请注意可执行文件 foo (/home/wilding/src/Linuxbook/foo) 的两个已加载段的地址。第一段恰好在从程序头上为第一个加载段定义的 "虚拟地址" 开始。第二个加载段加载在不同的地址, 而不是在foo ELF 文件中指定的。原因是第二段的对齐限制 (0x1000 或4KB 边界)。此边界是由于底层硬件和虚拟地址转换机制造成的。内存段从较低的内存地址开始, 根据对齐方式的限制对齐。实际重要内容仍然位于原始地址0x0804976c。
We can see the system calls involved in loading a library into memory by using the strace command:
通过使用 strace 命令, 我们可以看到将库加载到内存中所涉及的系统调用:
Code View: Scroll / Show All
penguin> strace -o foo.st foo
This is a printf format string in baz
This is a printf format string in main
penguin> less foo.st
<...>
open("./i686/mmx/libfoo.so", O_RDONLY) = -1 ENOENT (No such file or directory)

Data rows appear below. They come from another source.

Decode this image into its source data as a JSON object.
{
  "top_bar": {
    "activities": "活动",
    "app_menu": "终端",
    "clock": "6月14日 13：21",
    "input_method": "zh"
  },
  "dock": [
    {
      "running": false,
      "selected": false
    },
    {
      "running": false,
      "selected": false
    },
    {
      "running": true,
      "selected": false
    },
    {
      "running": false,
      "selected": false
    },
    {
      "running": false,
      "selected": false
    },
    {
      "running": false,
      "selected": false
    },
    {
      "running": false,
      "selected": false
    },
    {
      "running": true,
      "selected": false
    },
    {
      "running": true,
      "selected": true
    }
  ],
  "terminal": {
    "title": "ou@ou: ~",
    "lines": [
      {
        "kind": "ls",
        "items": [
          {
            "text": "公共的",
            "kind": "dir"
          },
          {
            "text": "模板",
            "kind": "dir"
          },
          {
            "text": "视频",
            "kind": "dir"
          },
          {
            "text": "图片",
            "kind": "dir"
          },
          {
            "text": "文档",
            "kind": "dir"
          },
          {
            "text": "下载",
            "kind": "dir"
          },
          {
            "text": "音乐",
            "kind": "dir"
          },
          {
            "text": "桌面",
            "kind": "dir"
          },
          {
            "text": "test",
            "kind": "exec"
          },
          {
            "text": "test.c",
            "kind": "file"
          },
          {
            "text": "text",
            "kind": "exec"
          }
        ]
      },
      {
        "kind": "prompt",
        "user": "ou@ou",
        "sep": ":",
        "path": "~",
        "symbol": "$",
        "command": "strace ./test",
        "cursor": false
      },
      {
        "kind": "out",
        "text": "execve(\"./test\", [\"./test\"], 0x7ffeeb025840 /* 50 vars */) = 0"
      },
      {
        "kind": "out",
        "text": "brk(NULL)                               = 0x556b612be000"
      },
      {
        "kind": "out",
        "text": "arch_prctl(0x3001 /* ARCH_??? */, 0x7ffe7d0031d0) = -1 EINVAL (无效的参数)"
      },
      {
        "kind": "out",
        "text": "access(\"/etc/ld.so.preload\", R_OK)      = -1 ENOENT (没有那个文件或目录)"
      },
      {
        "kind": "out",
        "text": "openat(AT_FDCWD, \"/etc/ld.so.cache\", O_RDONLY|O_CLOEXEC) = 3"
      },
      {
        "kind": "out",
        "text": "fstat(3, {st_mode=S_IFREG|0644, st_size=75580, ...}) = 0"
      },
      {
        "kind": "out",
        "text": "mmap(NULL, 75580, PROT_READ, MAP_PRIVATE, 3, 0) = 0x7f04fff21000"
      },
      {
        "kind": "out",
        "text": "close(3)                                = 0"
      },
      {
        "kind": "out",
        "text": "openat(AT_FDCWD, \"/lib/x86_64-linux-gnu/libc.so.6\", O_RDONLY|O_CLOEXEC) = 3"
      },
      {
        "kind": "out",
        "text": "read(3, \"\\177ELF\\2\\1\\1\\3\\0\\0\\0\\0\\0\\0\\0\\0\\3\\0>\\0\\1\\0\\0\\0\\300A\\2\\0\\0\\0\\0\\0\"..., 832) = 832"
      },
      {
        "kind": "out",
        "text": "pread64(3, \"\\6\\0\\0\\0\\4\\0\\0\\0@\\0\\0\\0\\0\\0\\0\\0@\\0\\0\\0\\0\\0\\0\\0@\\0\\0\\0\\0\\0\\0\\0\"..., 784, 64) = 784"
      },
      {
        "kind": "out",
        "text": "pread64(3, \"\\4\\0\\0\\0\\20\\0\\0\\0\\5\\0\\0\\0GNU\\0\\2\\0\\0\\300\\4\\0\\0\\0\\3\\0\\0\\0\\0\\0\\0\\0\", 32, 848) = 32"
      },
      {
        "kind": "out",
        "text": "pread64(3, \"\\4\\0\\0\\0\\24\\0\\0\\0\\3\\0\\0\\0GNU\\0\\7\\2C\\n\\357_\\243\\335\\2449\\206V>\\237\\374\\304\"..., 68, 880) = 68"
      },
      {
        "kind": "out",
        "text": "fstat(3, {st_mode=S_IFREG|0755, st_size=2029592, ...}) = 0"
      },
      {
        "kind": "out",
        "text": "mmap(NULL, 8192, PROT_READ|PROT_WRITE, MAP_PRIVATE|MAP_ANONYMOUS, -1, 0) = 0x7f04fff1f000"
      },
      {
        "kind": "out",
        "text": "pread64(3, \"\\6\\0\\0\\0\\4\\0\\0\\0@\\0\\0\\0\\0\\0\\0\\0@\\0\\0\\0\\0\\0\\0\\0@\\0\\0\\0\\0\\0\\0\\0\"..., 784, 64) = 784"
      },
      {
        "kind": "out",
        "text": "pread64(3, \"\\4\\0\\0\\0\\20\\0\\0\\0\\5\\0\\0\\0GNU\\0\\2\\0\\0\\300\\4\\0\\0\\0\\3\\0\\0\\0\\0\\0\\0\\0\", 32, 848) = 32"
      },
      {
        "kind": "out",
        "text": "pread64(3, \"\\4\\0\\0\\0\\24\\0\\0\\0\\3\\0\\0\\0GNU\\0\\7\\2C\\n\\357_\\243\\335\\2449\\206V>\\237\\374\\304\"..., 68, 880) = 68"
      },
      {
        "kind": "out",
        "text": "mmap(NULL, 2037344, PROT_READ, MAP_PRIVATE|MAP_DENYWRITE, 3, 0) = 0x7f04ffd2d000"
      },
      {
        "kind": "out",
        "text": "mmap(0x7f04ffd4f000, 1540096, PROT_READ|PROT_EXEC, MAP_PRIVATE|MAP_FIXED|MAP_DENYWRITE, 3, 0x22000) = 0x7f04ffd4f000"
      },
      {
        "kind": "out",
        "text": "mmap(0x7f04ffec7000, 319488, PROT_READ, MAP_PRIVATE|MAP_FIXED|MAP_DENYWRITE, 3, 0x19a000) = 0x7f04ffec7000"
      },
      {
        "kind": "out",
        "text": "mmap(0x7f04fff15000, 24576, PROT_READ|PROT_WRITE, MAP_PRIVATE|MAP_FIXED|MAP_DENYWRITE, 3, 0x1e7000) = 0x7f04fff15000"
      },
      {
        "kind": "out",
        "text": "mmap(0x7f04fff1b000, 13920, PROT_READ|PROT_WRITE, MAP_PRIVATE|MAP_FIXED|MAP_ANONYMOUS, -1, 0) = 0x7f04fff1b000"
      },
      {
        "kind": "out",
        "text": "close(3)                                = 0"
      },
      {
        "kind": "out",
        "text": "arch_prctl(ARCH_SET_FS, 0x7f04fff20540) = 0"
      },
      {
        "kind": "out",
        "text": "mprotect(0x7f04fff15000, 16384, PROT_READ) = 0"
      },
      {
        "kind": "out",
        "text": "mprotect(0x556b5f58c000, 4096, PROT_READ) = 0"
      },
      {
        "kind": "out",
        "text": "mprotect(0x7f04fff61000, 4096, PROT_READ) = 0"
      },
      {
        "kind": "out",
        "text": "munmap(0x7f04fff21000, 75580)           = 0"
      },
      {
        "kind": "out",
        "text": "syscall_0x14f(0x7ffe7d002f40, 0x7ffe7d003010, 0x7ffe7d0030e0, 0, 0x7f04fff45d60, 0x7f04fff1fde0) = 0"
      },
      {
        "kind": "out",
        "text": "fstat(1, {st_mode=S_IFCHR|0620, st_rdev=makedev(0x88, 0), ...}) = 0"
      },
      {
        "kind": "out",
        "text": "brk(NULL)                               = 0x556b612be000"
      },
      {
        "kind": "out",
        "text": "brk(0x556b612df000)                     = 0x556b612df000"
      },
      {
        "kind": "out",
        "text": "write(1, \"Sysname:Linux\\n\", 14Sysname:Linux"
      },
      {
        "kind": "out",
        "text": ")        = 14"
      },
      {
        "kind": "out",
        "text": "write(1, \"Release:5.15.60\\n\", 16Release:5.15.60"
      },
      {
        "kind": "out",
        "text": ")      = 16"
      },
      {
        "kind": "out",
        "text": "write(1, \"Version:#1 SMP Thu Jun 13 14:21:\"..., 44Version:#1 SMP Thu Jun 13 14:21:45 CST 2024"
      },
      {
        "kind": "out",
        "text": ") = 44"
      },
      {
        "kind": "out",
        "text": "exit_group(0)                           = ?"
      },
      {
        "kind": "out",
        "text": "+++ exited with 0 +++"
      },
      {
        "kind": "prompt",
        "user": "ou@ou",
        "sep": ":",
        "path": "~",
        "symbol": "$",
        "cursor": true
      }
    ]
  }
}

open("./i686/libfoo.so", O_RDONLY) = -1 ENOENT (No such file or directory)
open("./mmx/libfoo.so", O_RDONLY) = -1 ENOENT (No such file or directory)
open("./libfoo.so", O_RDONLY) = 3
read(3, "\177ELF\1\1\1\0\0\0\0\0\0\0\0\0\3\0\3\0\1\0\0\0\340\7\0"..., 1024) = 1024
fstat64(3, {st_mode=S_IFREG|0755, st_size=7301, ...}) = 0
getcwd("/home/wilding/src/Linuxbook/ELF", 128) = 32
mmap2(NULL, 7556, PROT_READ|PROT_EXEC, MAP_PRIVATE, 3, 0) = 0x40014000
mprotect(0x40015000, 3460, PROT_NONE) = 0
mmap2(0x40015000, 4096, PROT_READ|PROT_WRITE, MAP_PRIVATE|MAP_FIXED,
3, 0) = 0x40015000
close(3) = 0
<...>
The strace output shows several open system calls in the effort to locate the library called libfoo.so. The first 1024 bytes of the file are read, and then the contents are mapped into memory using mmap2. Notice that the mmap is loaded with the contents of the file with memory attributes, READ and EXEC, but not write. Later, another memory map is used to load in the data segment with memory attributes, READ and WRITE.
strace 输出显示了几个open系统调用, 试图找到名为 libfoo.so 的库。读取文件的前1024个字节, 然后使用 mmap2 将内容映射到内存中。请注意, mmap 加载的文件内容具有内存属性:读取和执行, 但不写入。之后, 另一个内存映射用于在数据段中加载具有读写属性的内存。
Segments are important for loading ELF files into memory, but the real functionality and contents are in the ELF sections. Let’s take a closer look at ELF sections next.
段对于将 ELF 文件加载到内存很重要, 但真正的功能和内容在 ELF 节。接下来, 让我们仔细看看ELF节。